Friedrich Münzer (22 April 1868 – 20 October 1942) was a German classical scholar noted for the development of prosopography, particularly for his demonstrations of how family relationships in ancient Rome connected to political struggles.

He was born at Oppeln, Silesia (now Opole, Poland), into a Jewish merchant family, went to Leipzig University and then in 1887 to Berlin University, where he wrote his thesis De Gente Valeria under the supervision of Otto Hirschfeld. In 1893 he traveled to Rome, where Georg Wissowa recruited him to write biographical articles for the Pauly-Wissowa encyclopedia. From there he went to Athens and participated in excavations on the Acropolis. He also met Clara Engels there; they were married two years later, on 4 September 1897.
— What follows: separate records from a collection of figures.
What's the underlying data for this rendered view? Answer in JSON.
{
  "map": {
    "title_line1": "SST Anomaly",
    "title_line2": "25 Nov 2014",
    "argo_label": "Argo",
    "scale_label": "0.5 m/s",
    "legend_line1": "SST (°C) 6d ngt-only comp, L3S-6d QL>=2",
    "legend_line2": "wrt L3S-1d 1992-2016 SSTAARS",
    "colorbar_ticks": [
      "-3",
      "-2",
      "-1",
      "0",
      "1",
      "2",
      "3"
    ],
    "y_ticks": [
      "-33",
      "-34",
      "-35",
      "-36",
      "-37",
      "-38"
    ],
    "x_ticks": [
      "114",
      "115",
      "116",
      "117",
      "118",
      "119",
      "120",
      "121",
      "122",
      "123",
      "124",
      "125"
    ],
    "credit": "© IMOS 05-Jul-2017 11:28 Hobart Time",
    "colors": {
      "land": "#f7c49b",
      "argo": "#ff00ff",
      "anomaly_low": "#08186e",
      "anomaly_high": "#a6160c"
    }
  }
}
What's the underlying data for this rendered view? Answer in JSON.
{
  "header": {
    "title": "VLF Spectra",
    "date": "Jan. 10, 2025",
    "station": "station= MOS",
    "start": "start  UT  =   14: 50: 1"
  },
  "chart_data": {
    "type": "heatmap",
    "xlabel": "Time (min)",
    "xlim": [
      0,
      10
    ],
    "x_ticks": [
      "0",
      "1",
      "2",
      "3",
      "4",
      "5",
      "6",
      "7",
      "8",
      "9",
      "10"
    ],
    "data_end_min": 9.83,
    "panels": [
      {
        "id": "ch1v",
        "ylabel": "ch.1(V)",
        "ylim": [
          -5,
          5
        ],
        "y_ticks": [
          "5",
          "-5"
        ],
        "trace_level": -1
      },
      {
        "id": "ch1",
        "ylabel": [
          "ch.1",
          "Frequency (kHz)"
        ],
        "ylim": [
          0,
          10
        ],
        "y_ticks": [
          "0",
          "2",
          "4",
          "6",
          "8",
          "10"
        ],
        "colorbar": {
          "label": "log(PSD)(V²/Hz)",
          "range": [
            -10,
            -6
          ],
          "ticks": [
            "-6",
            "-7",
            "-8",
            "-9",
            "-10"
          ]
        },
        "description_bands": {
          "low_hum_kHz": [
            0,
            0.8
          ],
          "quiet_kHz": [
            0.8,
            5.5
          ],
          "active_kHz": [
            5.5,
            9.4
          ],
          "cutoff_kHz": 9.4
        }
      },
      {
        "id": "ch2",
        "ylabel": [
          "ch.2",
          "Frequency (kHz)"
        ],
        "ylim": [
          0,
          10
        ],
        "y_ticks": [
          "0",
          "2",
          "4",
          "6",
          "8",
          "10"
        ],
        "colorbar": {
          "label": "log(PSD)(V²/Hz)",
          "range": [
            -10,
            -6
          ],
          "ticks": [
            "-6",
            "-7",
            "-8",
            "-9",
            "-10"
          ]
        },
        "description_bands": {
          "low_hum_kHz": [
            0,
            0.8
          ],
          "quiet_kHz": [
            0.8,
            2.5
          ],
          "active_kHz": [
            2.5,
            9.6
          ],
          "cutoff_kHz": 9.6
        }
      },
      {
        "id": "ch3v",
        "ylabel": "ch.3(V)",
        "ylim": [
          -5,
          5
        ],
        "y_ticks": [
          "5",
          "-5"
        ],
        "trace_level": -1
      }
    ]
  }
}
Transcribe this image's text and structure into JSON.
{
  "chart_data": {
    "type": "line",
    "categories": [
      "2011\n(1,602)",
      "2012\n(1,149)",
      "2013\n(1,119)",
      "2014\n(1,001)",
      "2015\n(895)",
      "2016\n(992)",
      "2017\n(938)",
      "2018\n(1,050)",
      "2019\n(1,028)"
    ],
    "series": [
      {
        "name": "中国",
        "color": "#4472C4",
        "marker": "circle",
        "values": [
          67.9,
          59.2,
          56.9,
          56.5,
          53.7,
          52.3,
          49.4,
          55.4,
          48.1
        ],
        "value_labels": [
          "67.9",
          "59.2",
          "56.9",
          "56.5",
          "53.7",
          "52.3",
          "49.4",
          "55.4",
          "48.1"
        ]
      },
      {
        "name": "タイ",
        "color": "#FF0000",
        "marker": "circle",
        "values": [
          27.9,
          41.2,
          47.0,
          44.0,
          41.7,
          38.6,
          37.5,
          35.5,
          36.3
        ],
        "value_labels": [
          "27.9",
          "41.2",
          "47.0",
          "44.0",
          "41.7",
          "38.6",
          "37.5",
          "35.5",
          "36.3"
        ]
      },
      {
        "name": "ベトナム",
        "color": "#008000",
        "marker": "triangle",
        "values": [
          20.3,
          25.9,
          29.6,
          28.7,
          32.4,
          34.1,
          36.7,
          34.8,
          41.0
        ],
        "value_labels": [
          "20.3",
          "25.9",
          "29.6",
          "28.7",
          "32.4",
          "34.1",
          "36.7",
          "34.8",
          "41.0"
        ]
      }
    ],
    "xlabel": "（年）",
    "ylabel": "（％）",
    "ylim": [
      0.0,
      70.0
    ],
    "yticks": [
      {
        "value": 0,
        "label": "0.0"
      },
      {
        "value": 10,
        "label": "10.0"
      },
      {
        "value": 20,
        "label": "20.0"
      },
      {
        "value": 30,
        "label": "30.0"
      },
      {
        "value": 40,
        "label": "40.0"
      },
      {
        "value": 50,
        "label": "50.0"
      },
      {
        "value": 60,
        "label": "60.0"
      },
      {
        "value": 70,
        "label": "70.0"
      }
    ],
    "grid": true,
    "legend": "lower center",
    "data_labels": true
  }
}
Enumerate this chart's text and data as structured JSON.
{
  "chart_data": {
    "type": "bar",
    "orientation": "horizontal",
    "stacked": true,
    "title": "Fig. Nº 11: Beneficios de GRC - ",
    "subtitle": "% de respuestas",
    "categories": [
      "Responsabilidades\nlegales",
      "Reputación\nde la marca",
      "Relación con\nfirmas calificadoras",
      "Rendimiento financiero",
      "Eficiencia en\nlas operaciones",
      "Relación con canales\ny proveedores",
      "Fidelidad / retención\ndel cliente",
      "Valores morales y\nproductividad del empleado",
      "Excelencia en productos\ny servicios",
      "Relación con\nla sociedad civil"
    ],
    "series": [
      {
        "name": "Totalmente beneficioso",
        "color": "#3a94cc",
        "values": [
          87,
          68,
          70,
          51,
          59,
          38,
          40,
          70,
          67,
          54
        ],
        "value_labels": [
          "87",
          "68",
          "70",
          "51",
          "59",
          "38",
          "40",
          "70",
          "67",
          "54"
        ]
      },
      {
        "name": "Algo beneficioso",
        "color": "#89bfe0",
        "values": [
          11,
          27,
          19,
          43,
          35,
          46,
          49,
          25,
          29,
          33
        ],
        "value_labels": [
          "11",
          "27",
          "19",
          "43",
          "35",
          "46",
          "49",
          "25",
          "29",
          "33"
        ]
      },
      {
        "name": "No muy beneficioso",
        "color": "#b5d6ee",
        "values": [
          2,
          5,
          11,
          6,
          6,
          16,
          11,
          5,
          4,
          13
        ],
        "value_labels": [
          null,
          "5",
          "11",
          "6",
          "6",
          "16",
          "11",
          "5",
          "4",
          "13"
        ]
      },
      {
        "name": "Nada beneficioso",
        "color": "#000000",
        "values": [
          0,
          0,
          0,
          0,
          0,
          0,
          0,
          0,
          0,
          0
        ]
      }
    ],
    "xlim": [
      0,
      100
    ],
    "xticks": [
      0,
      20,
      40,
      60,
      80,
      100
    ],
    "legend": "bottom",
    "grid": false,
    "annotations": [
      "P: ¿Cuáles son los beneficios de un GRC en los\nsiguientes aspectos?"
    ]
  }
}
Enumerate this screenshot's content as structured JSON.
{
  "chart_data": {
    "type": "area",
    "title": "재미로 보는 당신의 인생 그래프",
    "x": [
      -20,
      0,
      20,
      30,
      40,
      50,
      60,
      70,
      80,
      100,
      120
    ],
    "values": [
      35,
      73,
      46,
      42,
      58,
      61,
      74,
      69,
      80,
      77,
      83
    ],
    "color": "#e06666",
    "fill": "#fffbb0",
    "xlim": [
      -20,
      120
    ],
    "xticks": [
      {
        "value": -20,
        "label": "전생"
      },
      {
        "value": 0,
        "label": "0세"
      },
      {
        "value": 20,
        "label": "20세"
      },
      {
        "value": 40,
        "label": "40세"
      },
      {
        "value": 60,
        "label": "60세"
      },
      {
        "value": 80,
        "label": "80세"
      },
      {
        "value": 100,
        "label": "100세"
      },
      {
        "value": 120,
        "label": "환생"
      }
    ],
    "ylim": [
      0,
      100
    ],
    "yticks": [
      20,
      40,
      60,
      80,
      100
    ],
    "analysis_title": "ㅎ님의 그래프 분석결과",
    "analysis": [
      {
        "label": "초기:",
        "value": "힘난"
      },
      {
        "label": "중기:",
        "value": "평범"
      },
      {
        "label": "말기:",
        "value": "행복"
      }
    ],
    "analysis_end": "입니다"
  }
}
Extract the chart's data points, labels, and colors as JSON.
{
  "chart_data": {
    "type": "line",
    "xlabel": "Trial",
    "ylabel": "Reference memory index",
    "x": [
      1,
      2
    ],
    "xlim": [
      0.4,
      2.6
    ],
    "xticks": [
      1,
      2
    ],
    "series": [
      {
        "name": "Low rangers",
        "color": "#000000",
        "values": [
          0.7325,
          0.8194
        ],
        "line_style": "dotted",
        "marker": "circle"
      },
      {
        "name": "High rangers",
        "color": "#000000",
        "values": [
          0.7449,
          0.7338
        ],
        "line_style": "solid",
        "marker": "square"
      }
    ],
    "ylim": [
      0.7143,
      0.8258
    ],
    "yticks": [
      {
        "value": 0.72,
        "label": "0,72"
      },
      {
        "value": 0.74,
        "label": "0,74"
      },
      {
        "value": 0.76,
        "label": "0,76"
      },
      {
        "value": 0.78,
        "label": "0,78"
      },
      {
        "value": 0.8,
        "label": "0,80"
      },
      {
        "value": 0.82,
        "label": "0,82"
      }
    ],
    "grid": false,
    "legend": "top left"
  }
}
Meanwhile, Münzer had been appointed as an unsalaried lecturer at Basel University in 1896; he and Clara were supported by their parents and his article-writing. (When applying for the job, he reported himself as a member of the Evangelical Lutheran Church; three years earlier his CV had said he was of Jewish faith.) He was promoted to the second chair in classical philology in 1902. In 1912 he accepted a post at Königsberg, which made him an official in the German civil service.

Clara died in the influenza pandemic on 15 December 1918; and in 1921, the widower took up a post at the University of Münster. His greatest work, Römische Adelsparteien und Adelsfamilien (Roman noble parties and noble families") had appeared in 1920 and brought him fame for the first time.